Let’s now review some basic facts:

  • As we have documented before, the EU banks could have survived only through the liquidity provided by the Fed to the ECB. We present below another table from the Fed’s audit which shows the hundreds of billions of dollars that banks like Deutsche Bank, UBS, RBS, etc. received form just one of the credit facilities that the Fed opened for them. When we add up all the money they borrowed from the different credit facilities, we will discover that trillions of dollars were distributed to EU banks. This is what I call an incompatible affection that needs to be stopped.

  • The reasons that those EU banks needed the funding was that they had over-extended credit to the private and public sectors, and among the recipients where the least qualifying countries that could not afford it. The result was that in those countries debts exploded – see graphs below – and unless those EU banks had been bailed out by the ECB – via Fed’s funds – the dream that became the nightmare (Euro) would have ceased to exist since 2009.

  • The interest rates on loans in those “sinner” countries remain very high, a fact that feeds negative growth given their environment of depression. The graph below shows that for Greece and Portugal (which in the last few days has been in the news given the renewed troubles there) the high borrowing costs – let alone the dry liquidity – cannot allow capital to be invested and thus growth seeds to be planted.
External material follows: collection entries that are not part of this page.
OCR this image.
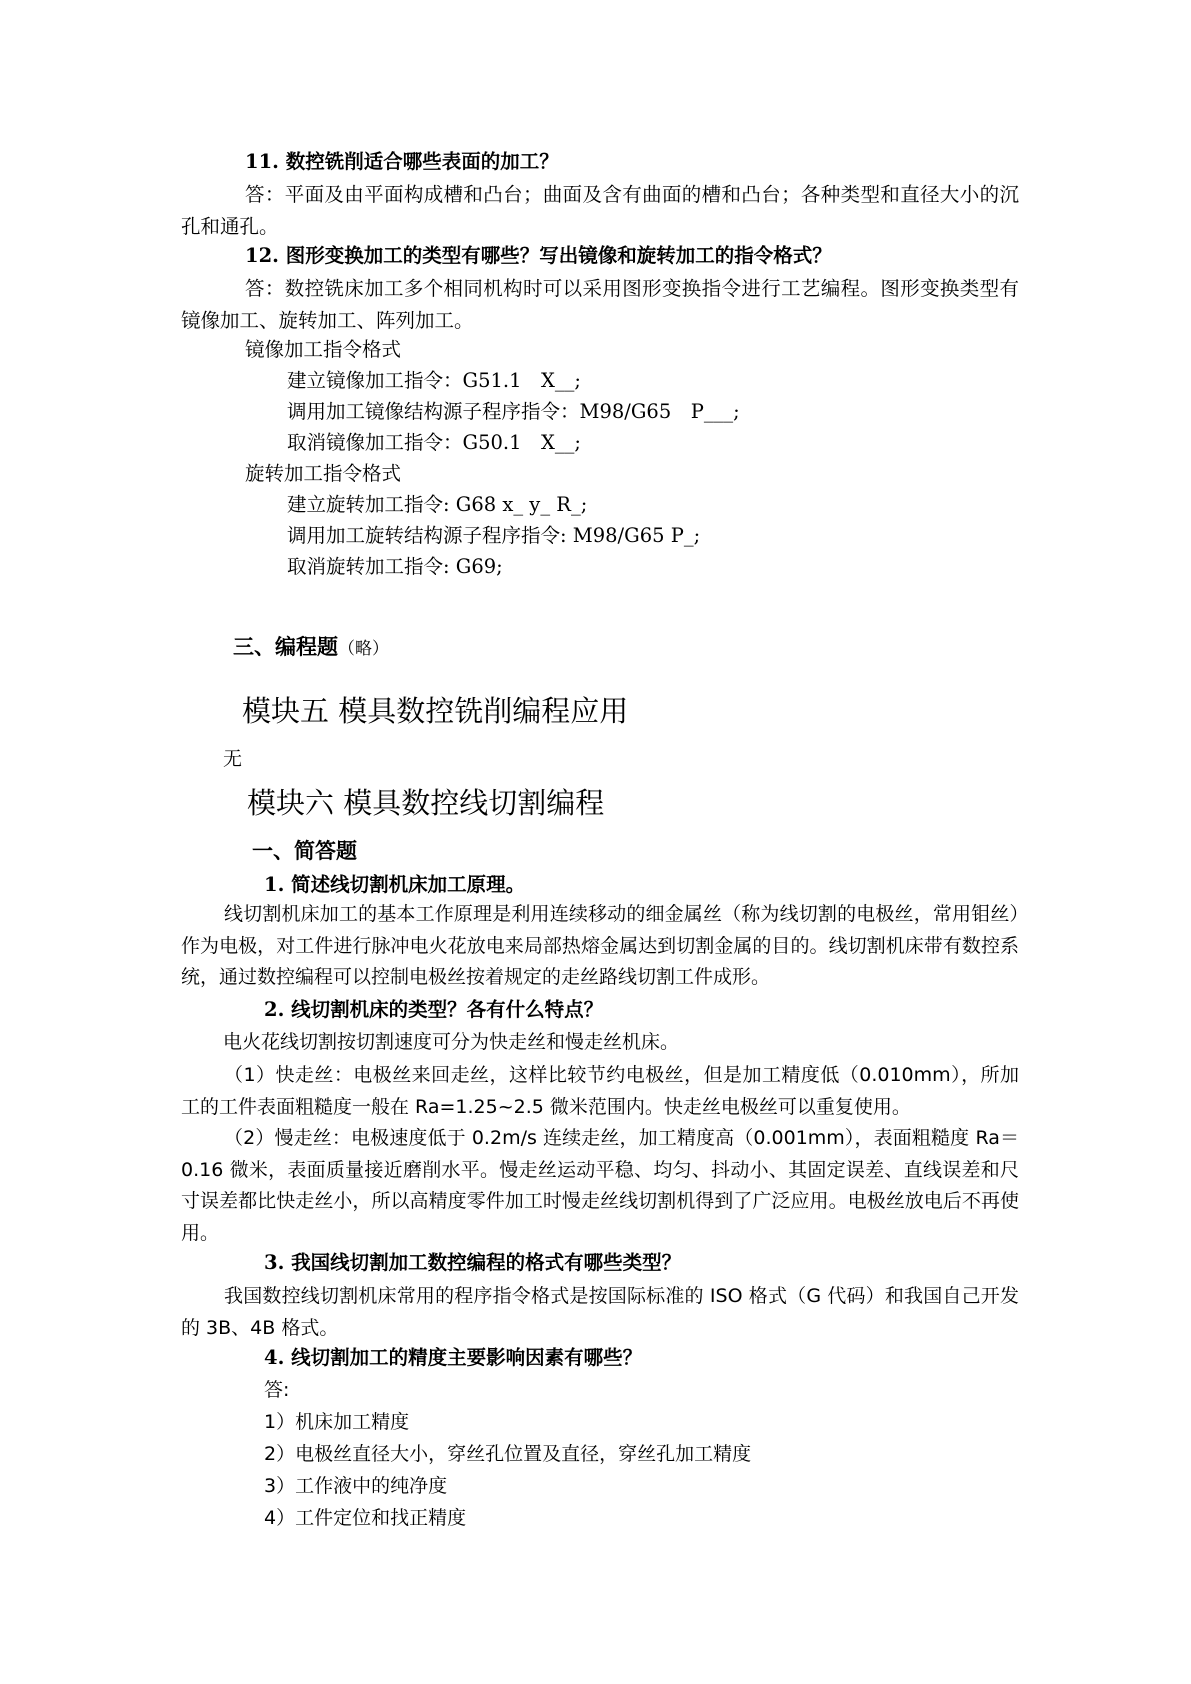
11. 数控铣削适合哪些表面的加工？
答：平面及由平面构成槽和凸台；曲面及含有曲面的槽和凸台；各种类型和直径大小的沉孔和通孔。
12. 图形变换加工的类型有哪些？写出镜像和旋转加工的指令格式？
答：数控铣床加工多个相同机构时可以采用图形变换指令进行工艺编程。图形变换类型有镜像加工、旋转加工、阵列加工。
镜像加工指令格式
建立镜像加工指令：G51.1　X__;
调用加工镜像结构源子程序指令：M98/G65　P___;
取消镜像加工指令：G50.1　X__;
旋转加工指令格式
建立旋转加工指令: G68 x_ y_ R_;
调用加工旋转结构源子程序指令: M98/G65 P_;
取消旋转加工指令: G69;
三、编程题（略）
模块五 模具数控铣削编程应用
无
模块六 模具数控线切割编程
一、简答题
1. 简述线切割机床加工原理。
线切割机床加工的基本工作原理是利用连续移动的细金属丝（称为线切割的电极丝，常用钼丝）作为电极，对工件进行脉冲电火花放电来局部热熔金属达到切割金属的目的。线切割机床带有数控系统，通过数控编程可以控制电极丝按着规定的走丝路线切割工件成形。
2. 线切割机床的类型？各有什么特点？
电火花线切割按切割速度可分为快走丝和慢走丝机床。
（1）快走丝：电极丝来回走丝，这样比较节约电极丝，但是加工精度低（0.010mm），所加工的工件表面粗糙度一般在 Ra=1.25~2.5 微米范围内。快走丝电极丝可以重复使用。
（2）慢走丝：电极速度低于 0.2m/s 连续走丝，加工精度高（0.001mm），表面粗糙度 Ra＝0.16 微米，表面质量接近磨削水平。慢走丝运动平稳、均匀、抖动小、其固定误差、直线误差和尺寸误差都比快走丝小，所以高精度零件加工时慢走丝线切割机得到了广泛应用。电极丝放电后不再使用。
3. 我国线切割加工数控编程的格式有哪些类型？
我国数控线切割机床常用的程序指令格式是按国际标准的 ISO 格式（G 代码）和我国自己开发的 3B、4B 格式。
4. 线切割加工的精度主要影响因素有哪些？
答:
1）机床加工精度
2）电极丝直径大小，穿丝孔位置及直径，穿丝孔加工精度
3）工作液中的纯净度
4）工件定位和找正精度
  • Let me close with a comment on Cyprus. I believe the graph below tells us a death foretold since mid 2010. The black line below shows the deposits of German and French banks in Cypriot banks (mainly Bank of Cyprus and Laiki). (The red line shows Russian deposits and the rest are local or EU deposits other than German and French). As the graph clearly shows, prior to mid 2010 banks from Germany and France kept depositing their funds into the Cypriot banks, in order to take advantage of high deposit rates in Cyprus (in their own countries they paid the depositors less than half of one percent, while their own deposits were earning ten times more in Cyprus). Then, in mid 2010 they withdrew their deposits from Cyprus causing significant problems to the two main Cypriot banks. By all measures those two Cypriot banks became problematic since mid 2010. The haircut on Greek bonds (which constituted a good chunk of their assets) which was initiated and forced on Cyprus by the EU, shook their asset base, which in combination with the recession in the EU and the depression of their borrowers turned them into insolvent institutions.

Where was the ECB in the midst of a crisis borne in mid 2010? Where was its fiduciary responsibility to financial stability? How in the world did they authorize ELA funding of more than €11 billion when the rules of ELA provide clear guidelines as to when it could be dispatched?

Are we facing an inept detachment of Cyprus from the rest of the Euro zone which in combination with the diminishing incompatible affection between the Fed and the ECB could signal the beginning of the end of one of the most important fiat currencies?